The girl’s eyelids, heavy with sleep, finally opened. Mercedes bent over her, grabbing her hand.

“I am leaving, Ofelia.”

The eyes opened wide, such beautiful eyes, as beautiful as her mother’s, but beauty was a dangerous gift in this world.

“Where are you going?”

“I can’t tell you. I can’t.”

Mercedes cast another gaze at the door. The music was still seeping in, as if Vidal was weaving his web into the night.

“Take me with you!” Ofelia grabbed her arm. “Please!”

“No, no!” Mercedes whispered, caressing the frightened face. “I can’t!”

The girl threw her arms around Mercedes’s neck. She was too young to be alone in the world, far too young.

Mercedes kissed her hair, as raven-black as her own, and held her in her arms the way she’d once wished to hold a daughter of her own. “I can’t, my child! I will come back for you, I promise.”

But Ofelia wouldn’t let go. She held on so tightly Mercedes could feel her heartbeat.

“Take me with you!” she begged. “Take me with you!” Over and over again.

How could anyone say no in the face of such loneliness?

Stumbling through the night, they followed the brook, shuddering under another pour of freezing rain. The old umbrella Mercedes had grabbed barely sheltered them from it. One time she believed she heard Ferreira’s footsteps behind her and had to remind herself that he was dead, like Tarta and so many others. Dead.

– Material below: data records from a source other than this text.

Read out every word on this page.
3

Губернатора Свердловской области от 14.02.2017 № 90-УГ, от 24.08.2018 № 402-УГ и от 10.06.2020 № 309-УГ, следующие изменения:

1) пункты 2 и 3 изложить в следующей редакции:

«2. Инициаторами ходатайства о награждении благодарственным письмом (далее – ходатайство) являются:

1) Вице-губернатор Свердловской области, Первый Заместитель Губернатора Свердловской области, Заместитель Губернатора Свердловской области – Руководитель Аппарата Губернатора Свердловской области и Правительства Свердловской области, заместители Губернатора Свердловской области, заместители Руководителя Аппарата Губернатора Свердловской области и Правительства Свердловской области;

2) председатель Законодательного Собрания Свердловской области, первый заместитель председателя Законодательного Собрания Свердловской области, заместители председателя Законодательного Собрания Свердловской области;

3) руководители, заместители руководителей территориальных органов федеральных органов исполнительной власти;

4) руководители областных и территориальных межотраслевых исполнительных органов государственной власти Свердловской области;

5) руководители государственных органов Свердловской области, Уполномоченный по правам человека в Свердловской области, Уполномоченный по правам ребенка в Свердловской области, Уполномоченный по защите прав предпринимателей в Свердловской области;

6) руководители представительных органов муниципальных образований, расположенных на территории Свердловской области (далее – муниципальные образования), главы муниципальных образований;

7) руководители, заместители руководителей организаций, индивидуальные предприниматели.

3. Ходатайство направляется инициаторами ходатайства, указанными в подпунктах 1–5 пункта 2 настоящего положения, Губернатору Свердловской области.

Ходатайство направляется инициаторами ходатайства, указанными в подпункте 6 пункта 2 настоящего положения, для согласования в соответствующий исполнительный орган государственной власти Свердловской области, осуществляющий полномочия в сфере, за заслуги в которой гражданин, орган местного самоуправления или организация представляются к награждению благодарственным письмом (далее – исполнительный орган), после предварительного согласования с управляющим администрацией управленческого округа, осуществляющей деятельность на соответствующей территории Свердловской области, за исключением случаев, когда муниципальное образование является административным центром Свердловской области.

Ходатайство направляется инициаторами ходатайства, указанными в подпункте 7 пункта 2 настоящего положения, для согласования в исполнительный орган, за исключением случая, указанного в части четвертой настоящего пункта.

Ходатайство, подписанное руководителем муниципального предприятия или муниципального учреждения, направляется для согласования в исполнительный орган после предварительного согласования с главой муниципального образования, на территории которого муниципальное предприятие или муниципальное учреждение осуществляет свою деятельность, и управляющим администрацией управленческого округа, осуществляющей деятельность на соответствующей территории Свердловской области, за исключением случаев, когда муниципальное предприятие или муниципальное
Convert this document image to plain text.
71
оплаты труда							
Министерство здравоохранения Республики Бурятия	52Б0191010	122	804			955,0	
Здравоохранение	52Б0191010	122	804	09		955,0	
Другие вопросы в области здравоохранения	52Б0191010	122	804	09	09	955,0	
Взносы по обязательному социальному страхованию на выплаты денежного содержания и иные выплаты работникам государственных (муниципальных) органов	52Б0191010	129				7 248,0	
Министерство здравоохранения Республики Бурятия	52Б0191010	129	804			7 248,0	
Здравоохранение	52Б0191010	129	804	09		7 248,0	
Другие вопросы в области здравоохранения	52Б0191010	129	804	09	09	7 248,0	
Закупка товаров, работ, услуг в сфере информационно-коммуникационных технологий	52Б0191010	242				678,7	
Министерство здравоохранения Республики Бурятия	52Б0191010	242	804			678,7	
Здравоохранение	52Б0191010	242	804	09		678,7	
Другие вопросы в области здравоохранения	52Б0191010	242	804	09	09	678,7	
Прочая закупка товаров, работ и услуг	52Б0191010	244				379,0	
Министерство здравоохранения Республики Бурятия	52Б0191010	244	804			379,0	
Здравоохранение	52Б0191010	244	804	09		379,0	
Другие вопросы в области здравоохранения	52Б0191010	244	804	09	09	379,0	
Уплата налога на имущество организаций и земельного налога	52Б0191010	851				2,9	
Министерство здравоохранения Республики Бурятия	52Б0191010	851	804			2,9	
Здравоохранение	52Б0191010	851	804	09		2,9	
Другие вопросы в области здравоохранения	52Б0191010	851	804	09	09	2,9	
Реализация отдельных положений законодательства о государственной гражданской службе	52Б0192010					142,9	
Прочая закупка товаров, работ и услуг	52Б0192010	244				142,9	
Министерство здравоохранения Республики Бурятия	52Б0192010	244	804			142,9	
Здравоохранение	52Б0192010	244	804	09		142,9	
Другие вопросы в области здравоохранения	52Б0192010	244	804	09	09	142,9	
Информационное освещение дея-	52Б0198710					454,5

Did the word become more or less real with every time one had to attach it to a loved one?

“Wait!” Mercedes stopped, her arm firmly around Ofelia’s shoulders.

She thought she could hear a horse snorting, but when she listened keenly into the night, all she could hear was the rain drumming against the trees and dripping from the leaves above them.

“It’s nothing!” she whispered, pressing Ofelia to her side. “Don’t worry. Let’s go.”

But the game was over.

As Mercedes turned, lifting the umbrella, she gazed into Vidal’s face. Garces stood behind him and at least twenty more of his soldiers. How had she not heard them? The night is always on the hunters’ side.

“Mercedes.” Vidal turned her name into a chain around her neck. He let his gaze wander across her face, so stiff with terror, and down to the girl.

“Ofelia.”

He didn’t try to veil his hatred.

He grabbed the girl’s arm and left Mercedes to Garces.

They will kill her. That was all Ofelia could think, while the Wolf dragged her back to the mill, through the forest, over the mud-covered yard, into the house, where her mother had died. They will kill Mercedes like they killed my mother.